[Reproductive and developmental toxicity studies of tazobactam/piperacillin or tazobactam (3)--Perinatal and postnatal study in rats with intraperitoneal administration].

Tazobactam (TAZ) is a newly developed beta-lactamase inhibitor and piperacillin (PIPC) is an antibiotics which is used in clinical field widely. The combination of TAZ and PIPC (TAZ/PIPC), which is combined with TAZ and PIPC at rate of 1:4, has been developed because of PIPC is unstable to various beta-lactamases. Perinatal and postnatal toxicity were studied in rats given daily intraperitoneal doses of TAZ/PIPC (200, 800 or 1600 mg/kg/day) or TAZ (40, 320 or 1280 mg/kg/day). TAZ/PIPC or TAZ were given from day 17 of pregnancy through day 21 of lactation. Total daily doses were administered in two equally divided doses. In this study, evaluation of the late stage of gestation, parturition, lactation and maternal behavior in adult rats and postnatal evaluation of the growth and development, and reproductive performance of the F1 generation occurred. In the TAZ/PIPC, maternal toxicity (decreased food consumption) was observed at 800 and 1600 mg/kg groups during perinatal period. A slight decrease in body weight gain during perinatal period and increased pup mortality and decreased pup weight in lactation period were observed at 1600 mg/kg group. An increase in stillbirths also was observed at 1600 mg/kg group.
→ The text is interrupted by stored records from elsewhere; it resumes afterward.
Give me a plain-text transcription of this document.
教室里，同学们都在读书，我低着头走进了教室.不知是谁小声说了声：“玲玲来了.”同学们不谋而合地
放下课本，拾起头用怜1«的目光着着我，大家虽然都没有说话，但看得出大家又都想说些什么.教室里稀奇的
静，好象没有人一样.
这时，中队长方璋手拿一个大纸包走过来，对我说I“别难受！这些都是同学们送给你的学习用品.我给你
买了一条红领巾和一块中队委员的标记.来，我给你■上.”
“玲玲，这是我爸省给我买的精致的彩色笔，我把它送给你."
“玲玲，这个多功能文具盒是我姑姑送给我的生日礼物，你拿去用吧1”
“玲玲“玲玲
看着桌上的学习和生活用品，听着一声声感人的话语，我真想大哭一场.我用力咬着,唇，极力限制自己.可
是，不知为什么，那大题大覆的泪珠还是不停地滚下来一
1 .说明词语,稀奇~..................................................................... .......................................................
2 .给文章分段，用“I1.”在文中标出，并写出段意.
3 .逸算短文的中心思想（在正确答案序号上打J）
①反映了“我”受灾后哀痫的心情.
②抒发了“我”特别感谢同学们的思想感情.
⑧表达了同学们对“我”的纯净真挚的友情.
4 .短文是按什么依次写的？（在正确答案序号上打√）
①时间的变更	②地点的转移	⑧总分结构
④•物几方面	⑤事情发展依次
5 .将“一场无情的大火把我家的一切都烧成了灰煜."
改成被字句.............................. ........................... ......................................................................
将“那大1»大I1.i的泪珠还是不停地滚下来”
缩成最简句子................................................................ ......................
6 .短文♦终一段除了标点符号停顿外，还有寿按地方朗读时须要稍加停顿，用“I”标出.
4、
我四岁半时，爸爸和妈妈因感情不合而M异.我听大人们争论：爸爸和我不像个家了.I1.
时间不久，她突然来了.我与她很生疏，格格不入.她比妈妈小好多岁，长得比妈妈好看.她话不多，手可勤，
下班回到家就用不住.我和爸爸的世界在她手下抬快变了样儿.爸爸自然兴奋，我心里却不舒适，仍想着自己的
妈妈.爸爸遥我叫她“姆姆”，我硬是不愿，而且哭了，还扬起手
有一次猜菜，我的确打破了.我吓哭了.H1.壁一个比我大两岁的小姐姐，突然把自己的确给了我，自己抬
In the TAZ, maternal toxicity (decreased food consumption) was observed at all dosage groups during perinatal period. A decrease in body weight gain also were observed during perinatal period at 1280 mg/kg group. At maternotoxic doses of 320 and 1280 mg/kg groups, decreased pup weight were observed during lactation period. An increase in stillbirths also was observed at 1280 mg/kg group. Transient, significant decrease in pup body weights at 1280 mg/kg group in early postweaning period. No other effects occurred for the F1 generation rats. In conclusion, perinatal development and postnatal growth and development of offspring were affected only at the intermediate and high doses that caused maternal toxicity in this study. Therefore it is seemed that non-observed effect dose levels (NOELs) of TAZ/PIPC for dams is less than 200 mg/kg/day and that of TAZ is less than 40 mg/mg/day, and NOELs of TAZ/PIPC is 200 mg/kg/day and that of TAZ is 40 mg/kg/day for offspring under the condition of this study.